TFF Genel Kurulu iptal edilecek (mi)?


Türkiye Futbol Federasyonu’nun özerk olduğu tarihten bugüne kadar, yapılan bütün genel kurullarda çeşitli görevlerle bir şekilde yer aldım. Özellikle son 10 yılda yapılan tarihi kongreleri en yakından yaşayan ve tarihe tanıklık yapan insanlardan biriydim. Kavga da gördüm, coşku da… İhanet de gördüm, destek de... Ama hiçbir zaman görmediğim sahneyi bu kez üzülerek de olsa gördüm.  Maalesef TFF tarihinde ilk kez ibra edilmedi. Hem de usulünce yapılmayan ve kuvvetle muhtemel iptal edilecek olan bir Genel Kurul’da.
Aslına bakarsanız böyle bir gelişmeyi ben bekliyordum açıkçası. Görünen köy kılavuz istemiyordu. Genel Kurul öncesinde delegelere gönderilen mali raporlarda her şey apaçık ortadaydı.  TFF tarihinde mali tablo ilk kez zarar gösteriyordu.  Türkiye’nin en büyük gelir kalemlerinden birine sahip olan dev kurumu, milyonlarca dolar gelire, onlarca sponsora ve hatta devletin büyük desteğine karşın zarar içindeydi.  Raporları defalarca incelememe rağmen bu olumsuz tabloya bir türlü anlam veremedim.  Oysaki bir önceki yönetim TFF’yi tarihinin en büyük kârıyla bırakmıştı. Ama gelin görün ki aradan sadece 2 yıl geçmiş olmasına karşın artan sponsorlara rağmen mali tablo içler acısıydı. 
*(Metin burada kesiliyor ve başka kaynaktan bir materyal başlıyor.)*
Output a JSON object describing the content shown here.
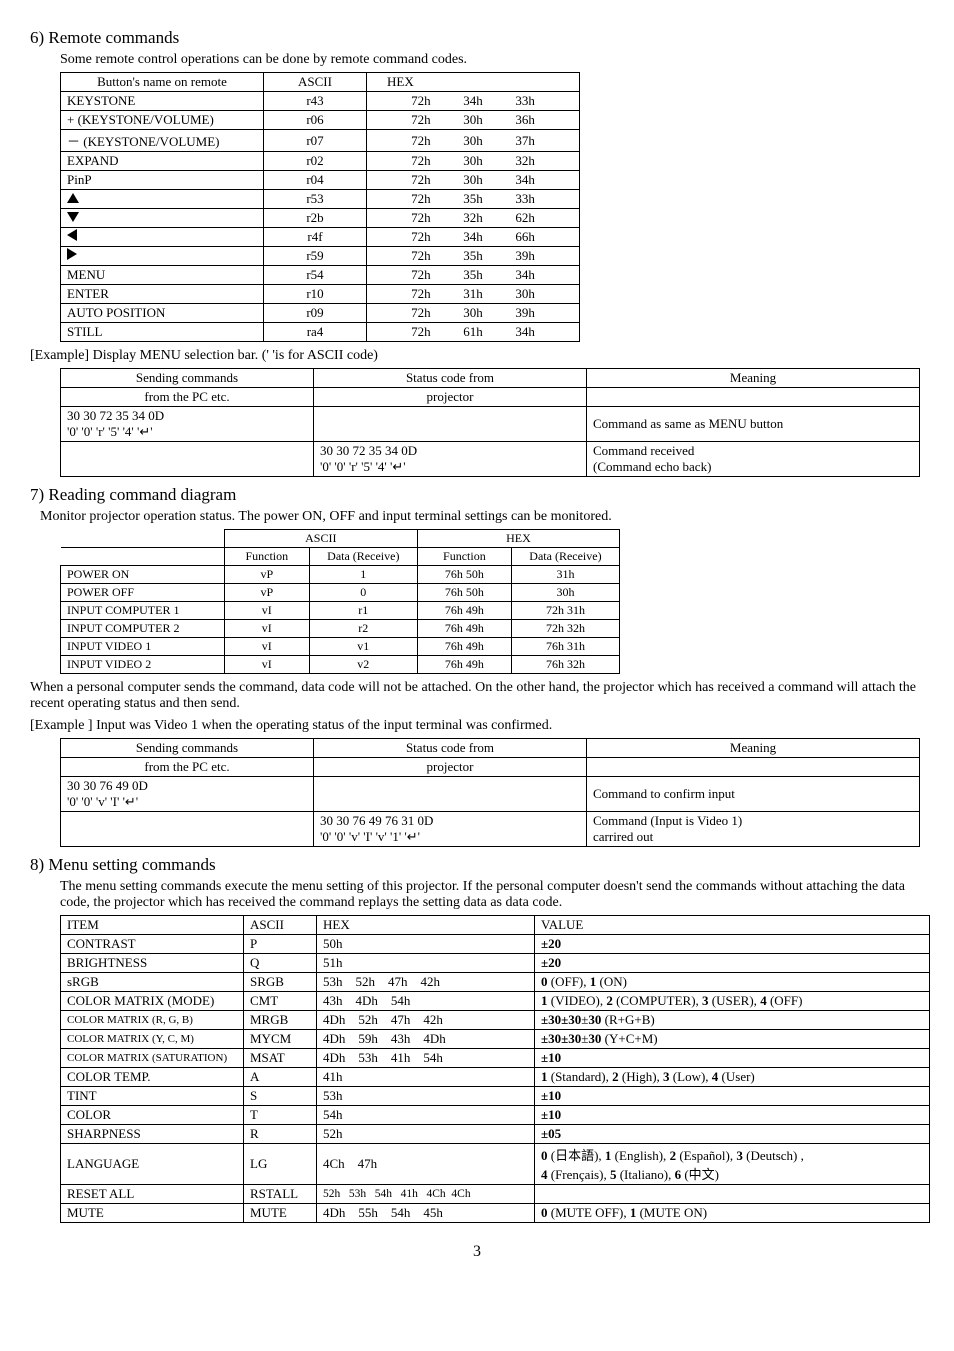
{
  "sec6": {
    "heading": "6) Remote commands",
    "intro": "Some remote control operations can be done by remote command codes.",
    "headers": [
      "Button's name on remote",
      "ASCII",
      "HEX",
      "",
      ""
    ],
    "rows": [
      {
        "name": "KEYSTONE",
        "icon": "",
        "ascii": "r43",
        "h1": "72h",
        "h2": "34h",
        "h3": "33h"
      },
      {
        "name": "+ (KEYSTONE/VOLUME)",
        "icon": "",
        "ascii": "r06",
        "h1": "72h",
        "h2": "30h",
        "h3": "36h"
      },
      {
        "name": "－ (KEYSTONE/VOLUME)",
        "icon": "",
        "ascii": "r07",
        "h1": "72h",
        "h2": "30h",
        "h3": "37h"
      },
      {
        "name": "EXPAND",
        "icon": "",
        "ascii": "r02",
        "h1": "72h",
        "h2": "30h",
        "h3": "32h"
      },
      {
        "name": "PinP",
        "icon": "",
        "ascii": "r04",
        "h1": "72h",
        "h2": "30h",
        "h3": "34h"
      },
      {
        "name": "",
        "icon": "up",
        "ascii": "r53",
        "h1": "72h",
        "h2": "35h",
        "h3": "33h"
      },
      {
        "name": "",
        "icon": "down",
        "ascii": "r2b",
        "h1": "72h",
        "h2": "32h",
        "h3": "62h"
      },
      {
        "name": "",
        "icon": "left",
        "ascii": "r4f",
        "h1": "72h",
        "h2": "34h",
        "h3": "66h"
      },
      {
        "name": "",
        "icon": "right",
        "ascii": "r59",
        "h1": "72h",
        "h2": "35h",
        "h3": "39h"
      },
      {
        "name": "MENU",
        "icon": "",
        "ascii": "r54",
        "h1": "72h",
        "h2": "35h",
        "h3": "34h"
      },
      {
        "name": "ENTER",
        "icon": "",
        "ascii": "r10",
        "h1": "72h",
        "h2": "31h",
        "h3": "30h"
      },
      {
        "name": "AUTO POSITION",
        "icon": "",
        "ascii": "r09",
        "h1": "72h",
        "h2": "30h",
        "h3": "39h"
      },
      {
        "name": "STILL",
        "icon": "",
        "ascii": "ra4",
        "h1": "72h",
        "h2": "61h",
        "h3": "34h"
      }
    ],
    "example_label": "[Example] Display MENU selection bar. ('  'is for ASCII code)",
    "ex_headers": [
      "Sending commands",
      "Status code from",
      "Meaning"
    ],
    "ex_header2": [
      "from the PC etc.",
      "projector",
      ""
    ],
    "ex_row1": {
      "send1": "30 30 72 35 34 0D",
      "send2": "'0' '0' 'r' '5' '4' '↵'",
      "status": "",
      "meaning": "Command as same as MENU button"
    },
    "ex_row2": {
      "send": "",
      "status1": "30 30 72 35 34 0D",
      "status2": "'0' '0' 'r' '5' '4' '↵'",
      "meaning1": "Command received",
      "meaning2": "(Command echo back)"
    }
  },
  "sec7": {
    "heading": "7) Reading command diagram",
    "intro": "Monitor projector operation status. The power ON, OFF and input terminal settings can be monitored.",
    "headers_top": [
      "",
      "ASCII",
      "HEX"
    ],
    "headers_sub": [
      "",
      "Function",
      "Data (Receive)",
      "Function",
      "Data (Receive)"
    ],
    "rows": [
      {
        "label": "POWER ON",
        "af": "vP",
        "ad": "1",
        "hf": "76h 50h",
        "hd": "31h"
      },
      {
        "label": "POWER OFF",
        "af": "vP",
        "ad": "0",
        "hf": "76h 50h",
        "hd": "30h"
      },
      {
        "label": "INPUT COMPUTER 1",
        "af": "vI",
        "ad": "r1",
        "hf": "76h 49h",
        "hd": "72h 31h"
      },
      {
        "label": "INPUT COMPUTER 2",
        "af": "vI",
        "ad": "r2",
        "hf": "76h 49h",
        "hd": "72h 32h"
      },
      {
        "label": "INPUT VIDEO 1",
        "af": "vI",
        "ad": "v1",
        "hf": "76h 49h",
        "hd": "76h 31h"
      },
      {
        "label": "INPUT VIDEO 2",
        "af": "vI",
        "ad": "v2",
        "hf": "76h 49h",
        "hd": "76h 32h"
      }
    ],
    "note": "When a personal computer sends the command, data code will not be attached. On the other hand, the projector which has received a command will attach the recent operating status and then send.",
    "example_label": "[Example ]   Input  was Video 1 when the operating status of the input terminal was confirmed.",
    "ex_headers": [
      "Sending commands",
      "Status code from",
      "Meaning"
    ],
    "ex_header2": [
      "from the PC etc.",
      "projector",
      ""
    ],
    "ex_row1": {
      "send1": "30 30 76 49 0D",
      "send2": "'0' '0' 'v' 'I' '↵'",
      "status": "",
      "meaning": "Command to confirm input"
    },
    "ex_row2": {
      "send": "",
      "status1": "30 30 76 49 76 31 0D",
      "status2": "'0' '0' 'v' 'I' 'v' '1' '↵'",
      "meaning1": "Command (Input is Video 1)",
      "meaning2": "carrired out"
    }
  },
  "sec8": {
    "heading": "8) Menu setting commands",
    "intro": "The menu setting commands execute the menu setting of this projector. If the personal computer doesn't send the commands without attaching the data code, the projector which has received the command replays the setting data as data code.",
    "headers": [
      "ITEM",
      "ASCII",
      "HEX",
      "VALUE"
    ],
    "rows": [
      {
        "item": "CONTRAST",
        "ascii": "P",
        "hex": "50h",
        "value": "±20"
      },
      {
        "item": "BRIGHTNESS",
        "ascii": "Q",
        "hex": "51h",
        "value": "±20"
      },
      {
        "item": "sRGB",
        "ascii": "SRGB",
        "hex": "53h    52h    47h    42h",
        "value": "0 (OFF), 1 (ON)"
      },
      {
        "item": "COLOR MATRIX (MODE)",
        "ascii": "CMT",
        "hex": "43h    4Dh    54h",
        "value": "1 (VIDEO), 2 (COMPUTER), 3 (USER), 4 (OFF)"
      },
      {
        "item": "COLOR MATRIX (R, G, B)",
        "ascii": "MRGB",
        "hex": "4Dh    52h    47h    42h",
        "value": "±30±30±30  (R+G+B)"
      },
      {
        "item": "COLOR MATRIX (Y, C, M)",
        "ascii": "MYCM",
        "hex": "4Dh    59h    43h    4Dh",
        "value": "±30±30±30  (Y+C+M)"
      },
      {
        "item": "COLOR MATRIX (SATURATION)",
        "ascii": "MSAT",
        "hex": "4Dh    53h    41h    54h",
        "value": "±10"
      },
      {
        "item": "COLOR TEMP.",
        "ascii": "A",
        "hex": "41h",
        "value": "1 (Standard), 2 (High), 3 (Low), 4 (User)"
      },
      {
        "item": "TINT",
        "ascii": "S",
        "hex": "53h",
        "value": "±10"
      },
      {
        "item": "COLOR",
        "ascii": "T",
        "hex": "54h",
        "value": "±10"
      },
      {
        "item": "SHARPNESS",
        "ascii": "R",
        "hex": "52h",
        "value": "±05"
      },
      {
        "item": "LANGUAGE",
        "ascii": "LG",
        "hex": "4Ch    47h",
        "value": "0 (日本語), 1 (English), 2 (Español), 3 (Deutsch) ,\n4 (Frençais),  5 (Italiano), 6 (中文)"
      },
      {
        "item": "RESET ALL",
        "ascii": "RSTALL",
        "hex": "52h   53h   54h   41h   4Ch  4Ch",
        "value": ""
      },
      {
        "item": "MUTE",
        "ascii": "MUTE",
        "hex": "4Dh    55h    54h    45h",
        "value": "0 (MUTE OFF), 1 (MUTE ON)"
      }
    ]
  },
  "page": "3"
}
Peki, Genel Kurul neden iptal edilecek? Neden böyle bir beklenti var? Nedeni çok basit! Çünkü Genel Kurul yetkisini kanundan alıyor. Oysaki bu kanun bu kez ayaklar altına alındı; 

Statüde
Türkiye Futbol Federasyonu Statüsü”nün “Genel Kurul’un Niteliği ve Oluşumu” başlıklı 21. Maddesi 1. Fıkrasında,Genel Kurul, TFF üyelerini temsil eden delegelerden oluşur ve TFF’nin en yetkili karar organıdır.”  ve 2. Fıkrasında,Sadece usulüne uygun olarak toplanan bir Genel Kurul karar alma yetkisine sahiptir.hükümleri yer alır. Yine aynı maddenin 4. Fıkrasında TFF, Genel Kurula ilişkin işlemleri Genel Kurul İç Tüzüğüne uygun olarak yapar. hükmü ile bu genel kurula ilişkin işlemlerin iç tüzüğe göre yapılması gerektiği öngörülmüştür. Bu statünün 22. Maddesinin “Delegeler ve Oylar” başlığı altında düzenlenen maddesinde ise Genel Kurulun, çağrı tarihindeki belirtilen delegelerden oluştuğu belirtilmektedir. Bu maddenin (h) bendinde ise delege olarak Federasyon üyesi Türkiye Faal Futbol Hakemleri ve Gözlemcileri Derneği başkanı ile beş delegeden bahsedilmektedir. Aynı maddenin 2. Bendinde “DELEGELERİN, TEMSİL ETTİKLERİ ÜYENİN YETKİLİ ORGANI TARAFINDAN TAYİN EDİLMİŞ VEYA SEÇİLMİŞ OLMASI ZORUNLUDUR. Delegeler, Genel Kurulda talep edilmesi halinde bu durumu kanıtlayan delil sunmakla yükümlüdürler.”
denilmekteyken, Genel Kurul’da Faal Futbol Hakemler Derneğinin Başkanı ve yetkili kıldığı 5 delege yer almamaktaydı. Bu üye derneğe, Genel Kurul İç Tüzüğü hükümlerine göre de gerekli tebligatlar yapılmamıştı. Bu nedenlerle; Statü de açıkça belirtildiği üzere sadece usulüne uygun olarak toplanan Genel Kurul karar alma yetkisine sahip olacağından ve bu Genel Kurul usulüne uygun toplanmadığından Genel Kurulun iptal edilmesi gerekmektedir.
Nitekim bu konuda Genel Kurul’un iptali ile ilgili bir dava açılmış durumda ve 13 Ekim’de duruşması yapılacak. Elbetteki Türk Adaleti en doğru kararı verecektir. Buna en ufak bir şüphe yok. Buradaki asıl soru, neden bu duruma gelindi?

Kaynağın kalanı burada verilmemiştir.